Bonneville Salt Beds | On the Salt

By Chet Billings, Photography by Unknown

Another high spot came when the motor was started up and for a minute given a few revs. There are some who say that plaster fell off the walls a block away. “B-z-z-z-z-z-t” said the motor and that became the password between members of the group.

It was also the signal for a trip to Muroc.

A new group of problems arose in connection with the trials. Thus far all preparationhad been in secret. Two factors were in favor of keeping the tests secret. First, as in all straightaway tests, safety of rider and equipment calls for very few visitors or observers. Secondly, a move was afoot to bar competition from Muroc Dry Lake, and no one wanted to stimulate that action.

So, the shell was placed in a trailer. It was in two sections-the nose piece and the tail piece. The motor rested alongside the shell pieces. All was covered in canvas. The result was indeed weird. As something that was supposed to be secret it looked unusual enough to attract anybody’s attention. This had to be hauled 400 miles from Oakland to Muroc and 400 miles back.

On that first trip, not long before dawn, the northern crew met the southern. “B-z-z-z-z-z-t,” they greeted each other in the dark. For thirty minutes they visited there on the lake, before snatching a few winks of sleep. It was cold and the wind blowing a gale. Right then a locomotive would have lifted, let alone a light shell. But nobody seemed to mind. They were motorcyclists fixing for speed. So they turned in for the 40 winks. Two of the boys slept in a small trailer, one slept in the back of a car, and the last crouched in the front seat. His left leg encircled the steering column while his right lay in a box of parts. Sleeping under those conditions produces more rheumatism than it does rest.

All were up before it was light enough to see across the lake. The wind was still blowing and it was cold. Wearing leathers, working by the light of a gasoline lantern, and cooking over a much shielded gasoline stove, the cook made his first raid upon the store of food that was to last four men two days. He carefully counted the eggs but gambled an extra handful of coffee in the brew.

Breakfast chased away the rheumatism demons and the motor was lifted from the trailer. Despite occasional clouds of dust out on the lake it was decided that Ludlow should give the motor a test to see if everything held.
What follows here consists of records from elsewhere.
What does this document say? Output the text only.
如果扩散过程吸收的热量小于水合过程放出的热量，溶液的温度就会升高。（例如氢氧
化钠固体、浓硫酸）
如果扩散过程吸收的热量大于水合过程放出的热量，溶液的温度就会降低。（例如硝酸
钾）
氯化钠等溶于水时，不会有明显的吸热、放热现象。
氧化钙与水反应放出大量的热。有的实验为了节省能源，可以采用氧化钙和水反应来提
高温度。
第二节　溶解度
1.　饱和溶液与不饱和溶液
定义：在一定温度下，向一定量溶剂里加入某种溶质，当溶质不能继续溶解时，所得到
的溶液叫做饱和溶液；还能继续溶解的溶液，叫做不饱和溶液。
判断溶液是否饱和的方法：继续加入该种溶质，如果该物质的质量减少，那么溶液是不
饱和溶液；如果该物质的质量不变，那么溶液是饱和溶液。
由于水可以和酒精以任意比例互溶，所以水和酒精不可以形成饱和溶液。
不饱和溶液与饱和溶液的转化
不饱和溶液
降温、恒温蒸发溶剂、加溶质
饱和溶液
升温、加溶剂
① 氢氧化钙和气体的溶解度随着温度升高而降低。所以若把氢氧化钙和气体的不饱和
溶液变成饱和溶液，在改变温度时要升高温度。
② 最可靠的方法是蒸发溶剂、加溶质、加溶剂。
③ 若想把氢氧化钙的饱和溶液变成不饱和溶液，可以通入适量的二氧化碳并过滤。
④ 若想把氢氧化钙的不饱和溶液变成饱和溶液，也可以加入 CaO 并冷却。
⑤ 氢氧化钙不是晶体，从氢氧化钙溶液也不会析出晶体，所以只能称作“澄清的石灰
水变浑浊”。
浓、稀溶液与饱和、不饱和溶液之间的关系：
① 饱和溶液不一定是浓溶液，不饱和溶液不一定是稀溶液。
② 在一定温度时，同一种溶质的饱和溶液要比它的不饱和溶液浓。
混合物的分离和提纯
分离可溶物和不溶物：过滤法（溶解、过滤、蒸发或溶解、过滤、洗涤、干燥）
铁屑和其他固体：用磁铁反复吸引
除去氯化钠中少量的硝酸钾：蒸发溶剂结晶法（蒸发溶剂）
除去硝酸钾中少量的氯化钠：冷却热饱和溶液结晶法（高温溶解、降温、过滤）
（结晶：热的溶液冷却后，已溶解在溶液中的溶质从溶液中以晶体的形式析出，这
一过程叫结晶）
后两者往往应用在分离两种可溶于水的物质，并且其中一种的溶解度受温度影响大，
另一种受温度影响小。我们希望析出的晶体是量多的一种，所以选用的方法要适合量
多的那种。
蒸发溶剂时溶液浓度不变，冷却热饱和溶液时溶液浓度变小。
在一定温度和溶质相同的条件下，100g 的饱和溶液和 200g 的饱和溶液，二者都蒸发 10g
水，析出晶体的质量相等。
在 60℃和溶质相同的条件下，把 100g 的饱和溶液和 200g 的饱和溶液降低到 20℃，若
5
Also everyone wanted an idea of how fast the job would go without a shell. If the motor was okay, markings would have to be put on the lake and then maybe the wind would go down.

Freddie was towed off. He went “B-z-z-z-z-z-t” alright, and disappeared somewhere out in the dust. “B-z-z-z-z-z-t” and he came diving back out of the dust a few moments later. They changed plugs. He took off again. And, he didn’t come back.

Visibility was poor so the boys jumped into a car equipped with a compass. A course was set that headed for where Freddie had disappeared. About four miles over he came into sight, standing beside the machine. One look at his face and everyone knew the job was done. Towing it back to the pit a quick check showed that a rod had broken. The pressure had been great and the rod couldn’t take it. So it was loaded back beside the shell and covered.

The rods were strengthened and in a short while all met again at Muroc. The same routine of details was gone through and before more than about three rides a wrist pin had been cracked

Another winter, and finally another spring. During that winter it was decided that while speed trials were to be held it would be easy to include two class C machines, a 45 and 74 Indian. It was also decided to use the parts, when they were available, for 1939 machines.